The Directive lays down that in the event of a double deduction, the deduction will only be given in the source country. In situations where a deduction is given, but the corresponding income is not taxed, the deduction shall be denied.
e) General Anti-Abuse Rule: To counter-act aggressive tax planning when other rules don't apply
Aggressive tax planning, by its nature, seeks ways around the rules in order to minimise the taxes a company has to pay. Aggressive tax planners continually try to find ways of by-passing anti avoidance provisions or new tax avoidance techniques that are not covered by specific rules.
The Directive sets out a General Anti-Abuse Rule, which would tackle abusive tax arrangements if there is no other anti-avoidance rule that specifically covers such an arrangement. The GAAR acts as a safety net in cases where other anti-abuse provisions cannot be applied. It would allow tax authorities to ignore abusive tax arrangements and tax on the basis of the real economic substance.
Do these anti-avoidance measures affect countries' right to decide their corporate tax rates?
There is no attempt to interfere with countries' sovereign right to decide their own corporate tax rates. However, countries also have a right to protect their tax bases against aggressive tax planning and unfair tax competition.
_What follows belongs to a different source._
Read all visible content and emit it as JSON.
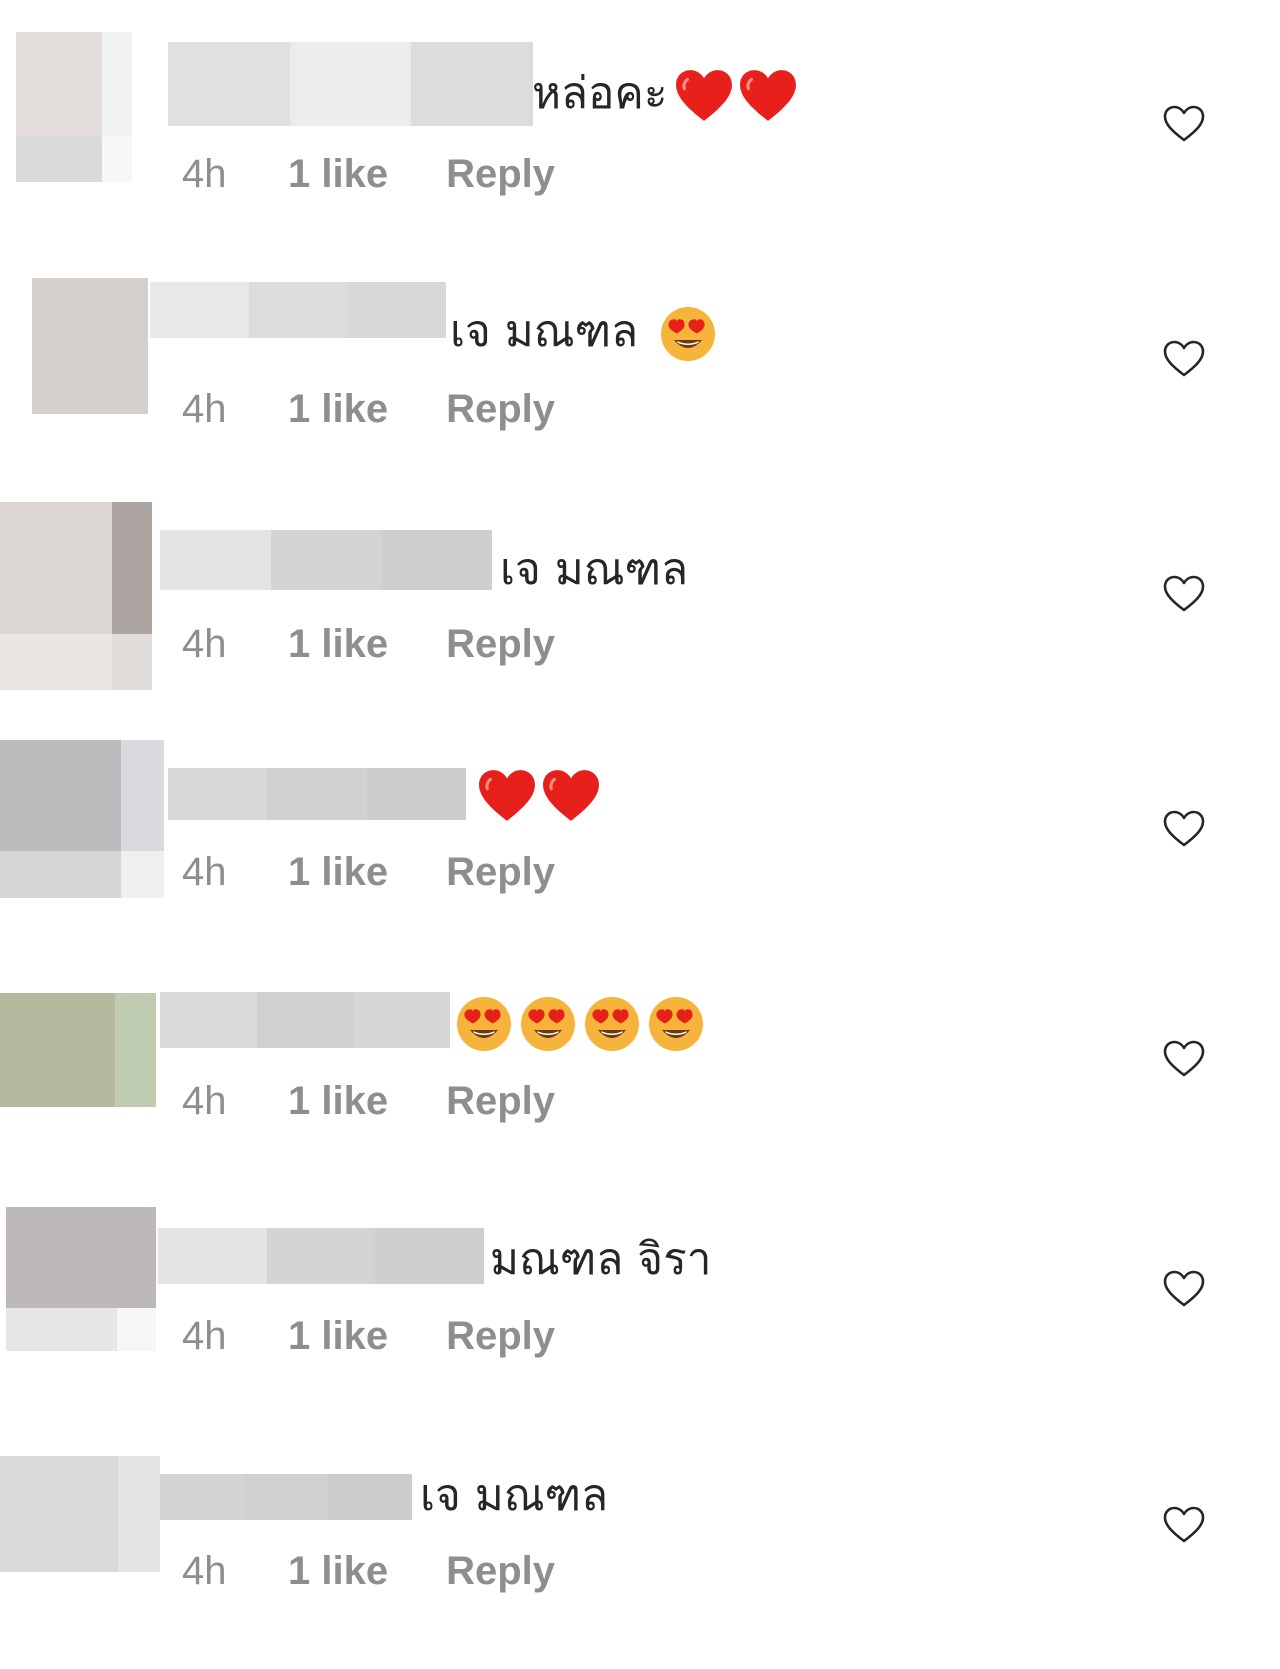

If one country's policy decisions encourages tax planning schemes that negatively impact another country's revenues, the latter has the legitimate right to take measures to protect its tax base. The Package aims to ensure that each Member State is able to effectively tax profits that are generated in its territory, in line with its own national rate and rules.
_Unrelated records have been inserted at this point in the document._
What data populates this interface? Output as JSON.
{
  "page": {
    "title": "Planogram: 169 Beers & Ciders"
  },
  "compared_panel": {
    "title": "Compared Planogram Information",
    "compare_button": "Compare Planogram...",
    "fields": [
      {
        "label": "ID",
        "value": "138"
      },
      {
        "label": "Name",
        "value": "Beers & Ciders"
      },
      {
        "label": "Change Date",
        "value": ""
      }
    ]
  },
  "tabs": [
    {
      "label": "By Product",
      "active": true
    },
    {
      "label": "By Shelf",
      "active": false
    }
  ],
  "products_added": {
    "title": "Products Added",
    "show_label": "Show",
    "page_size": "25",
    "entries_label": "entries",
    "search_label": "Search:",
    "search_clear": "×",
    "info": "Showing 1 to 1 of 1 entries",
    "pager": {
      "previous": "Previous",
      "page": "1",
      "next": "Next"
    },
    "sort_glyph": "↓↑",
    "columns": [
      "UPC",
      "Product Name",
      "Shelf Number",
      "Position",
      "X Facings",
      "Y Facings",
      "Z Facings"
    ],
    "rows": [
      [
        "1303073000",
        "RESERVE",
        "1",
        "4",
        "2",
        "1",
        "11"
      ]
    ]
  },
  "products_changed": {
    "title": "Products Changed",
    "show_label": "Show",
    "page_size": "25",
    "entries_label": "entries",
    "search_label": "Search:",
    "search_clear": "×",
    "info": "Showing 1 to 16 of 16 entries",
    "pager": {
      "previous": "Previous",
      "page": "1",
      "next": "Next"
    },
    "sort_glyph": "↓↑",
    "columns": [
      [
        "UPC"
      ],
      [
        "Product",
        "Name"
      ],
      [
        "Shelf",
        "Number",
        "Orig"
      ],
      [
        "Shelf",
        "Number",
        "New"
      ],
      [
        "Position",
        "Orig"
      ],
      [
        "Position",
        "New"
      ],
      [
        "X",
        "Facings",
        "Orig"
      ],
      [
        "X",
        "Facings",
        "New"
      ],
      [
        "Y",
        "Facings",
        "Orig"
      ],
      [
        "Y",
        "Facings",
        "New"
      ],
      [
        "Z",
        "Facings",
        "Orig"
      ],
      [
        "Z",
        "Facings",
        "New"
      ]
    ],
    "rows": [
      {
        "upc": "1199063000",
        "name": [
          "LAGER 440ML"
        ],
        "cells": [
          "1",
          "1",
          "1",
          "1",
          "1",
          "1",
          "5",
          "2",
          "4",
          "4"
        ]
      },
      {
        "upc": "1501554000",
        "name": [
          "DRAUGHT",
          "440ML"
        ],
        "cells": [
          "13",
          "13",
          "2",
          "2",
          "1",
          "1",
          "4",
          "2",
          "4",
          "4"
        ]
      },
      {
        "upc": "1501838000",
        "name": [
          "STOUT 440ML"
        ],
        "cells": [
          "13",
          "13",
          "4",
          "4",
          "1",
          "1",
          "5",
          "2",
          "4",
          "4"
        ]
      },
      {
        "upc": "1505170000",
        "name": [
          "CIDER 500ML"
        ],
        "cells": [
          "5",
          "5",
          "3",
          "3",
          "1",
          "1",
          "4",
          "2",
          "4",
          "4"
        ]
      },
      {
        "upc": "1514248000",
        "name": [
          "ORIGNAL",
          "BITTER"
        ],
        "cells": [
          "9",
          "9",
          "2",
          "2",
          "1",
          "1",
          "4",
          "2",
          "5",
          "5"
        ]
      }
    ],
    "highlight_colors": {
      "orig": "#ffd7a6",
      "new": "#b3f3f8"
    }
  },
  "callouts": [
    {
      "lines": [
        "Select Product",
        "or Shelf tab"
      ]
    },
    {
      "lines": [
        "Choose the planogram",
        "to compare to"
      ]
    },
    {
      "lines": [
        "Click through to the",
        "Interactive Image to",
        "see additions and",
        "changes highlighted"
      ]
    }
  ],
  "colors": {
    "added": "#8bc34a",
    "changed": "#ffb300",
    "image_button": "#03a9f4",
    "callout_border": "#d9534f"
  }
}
Why has the Commission made a Recommendation on Tax Treaties and what does this aim to achieve?
Some companies avoid taxes by "treaty shopping" i.e. by setting up artificial structures to gain access to the most beneficial tax treatment under various tax agreements with other Member States or third countries. To counter-act this, OECD BEPS proposed that countries introduce a general anti-abuse rule in their tax treaties. The Commission fully supports the goal of tackling tax treaty abuse and the Recommendation advises Member States on how to introduce a general anti-abuse rule in their tax treaties in a way that is EU-law compliant and without hampering the freedom of establishment in the Single Market.
The Recommendation also encourages Member States to revise their definition of permanent establishment (PE), in line with the wording agreed in BEPS. The aim is to address the current situation, whereby some companies exploit weaknesses in the PE definition to avoid having a taxable presence in one or more countries where they are active.
What is in the study on Aggressive Tax Planning?
The Aggressive Tax Planning study, published by the Commission on 28 January 2016, looks at loopholes in Member States' corporate tax rulebooks may make aggressive tax planning possible. The study, which was carried out by an independent contractor, describes how multinationals can exploit the lack of coordination in tax systems – at EU level and globally – to reduce the taxes they owe. The study looks in detail at the corporate tax rules of EU Member States, focussing on several features which can facilitate aggressive tax planning. The study includes factsheets summarising the main findings for each Member State as well as an illustrative examples of tactics which can be used by multinationals to lower their taxes.